Again, HAProxy is used for an important function in a relatively new type of workflow, showing its longevity and usefulness.
Stack Exchange
The Stack Exchange service has made its fame with Stack Overflow. It has use HAProxy since day one of the company. It always uses the dev version to get the most out of it:
One of the reasons that HAProxy is so damn good at what it does is that it is single-minded, as well as (mostly) single-threaded. This has led it to scale very well for us. One of the nice things about the software being single-threaded is that we can buy a decent sized multi-core server, and as things need more resources, we just split them out to their own tier, which is another HAProxy instance using a different core.
Things get a bit more interesting with SSL, as there is a multi-threaded bit to handle the transaction overhead there. Going deeper into the how of the threading of HAProxy is outside the scope of this post, though, so I’ll just leave it at that.
In its first day, Instagram had 25,000 users sign up. We know the rest of the story. Here’s how they did it with a team of two people.
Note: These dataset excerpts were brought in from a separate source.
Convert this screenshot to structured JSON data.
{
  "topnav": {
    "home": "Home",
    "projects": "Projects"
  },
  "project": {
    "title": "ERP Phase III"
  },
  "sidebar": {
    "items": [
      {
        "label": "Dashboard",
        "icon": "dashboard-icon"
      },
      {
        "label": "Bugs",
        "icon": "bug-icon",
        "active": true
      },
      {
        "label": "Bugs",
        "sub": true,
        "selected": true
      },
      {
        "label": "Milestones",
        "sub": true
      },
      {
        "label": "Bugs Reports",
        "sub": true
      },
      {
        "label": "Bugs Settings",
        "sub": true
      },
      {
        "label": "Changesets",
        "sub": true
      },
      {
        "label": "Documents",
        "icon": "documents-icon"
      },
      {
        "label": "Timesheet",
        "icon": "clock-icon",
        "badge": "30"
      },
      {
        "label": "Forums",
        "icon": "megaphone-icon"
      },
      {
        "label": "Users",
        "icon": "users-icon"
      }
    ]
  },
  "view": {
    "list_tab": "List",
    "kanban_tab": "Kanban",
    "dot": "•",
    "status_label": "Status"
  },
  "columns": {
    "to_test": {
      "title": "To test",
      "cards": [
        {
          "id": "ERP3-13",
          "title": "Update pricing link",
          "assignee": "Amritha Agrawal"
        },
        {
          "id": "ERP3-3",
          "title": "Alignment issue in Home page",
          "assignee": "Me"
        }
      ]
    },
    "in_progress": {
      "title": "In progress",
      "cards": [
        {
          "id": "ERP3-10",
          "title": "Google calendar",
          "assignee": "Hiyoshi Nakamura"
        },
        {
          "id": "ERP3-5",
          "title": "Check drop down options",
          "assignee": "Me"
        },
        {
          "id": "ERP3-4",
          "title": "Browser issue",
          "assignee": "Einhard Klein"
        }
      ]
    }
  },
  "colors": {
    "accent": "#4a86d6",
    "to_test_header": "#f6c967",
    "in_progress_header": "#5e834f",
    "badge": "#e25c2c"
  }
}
And again, HAProxy is a stand-by. In the deck, Instagram Co-Founder Mike Krieger explained that elegance and simplicity are what achieve scaling. That means not re-inventing the wheel: If the app server is having a kernel panic from a heavy load, does that mean you write a monitoring daemon?
No, you don’t.
That’s what HAProxy is for.
“When people started to develop Web-scale apps, they needed a battle-tested load balancer,” said CoreOS Co-Founder Alex Polvi. “It is not super interesting; it just works very well. It’s an arrow in the quiver.”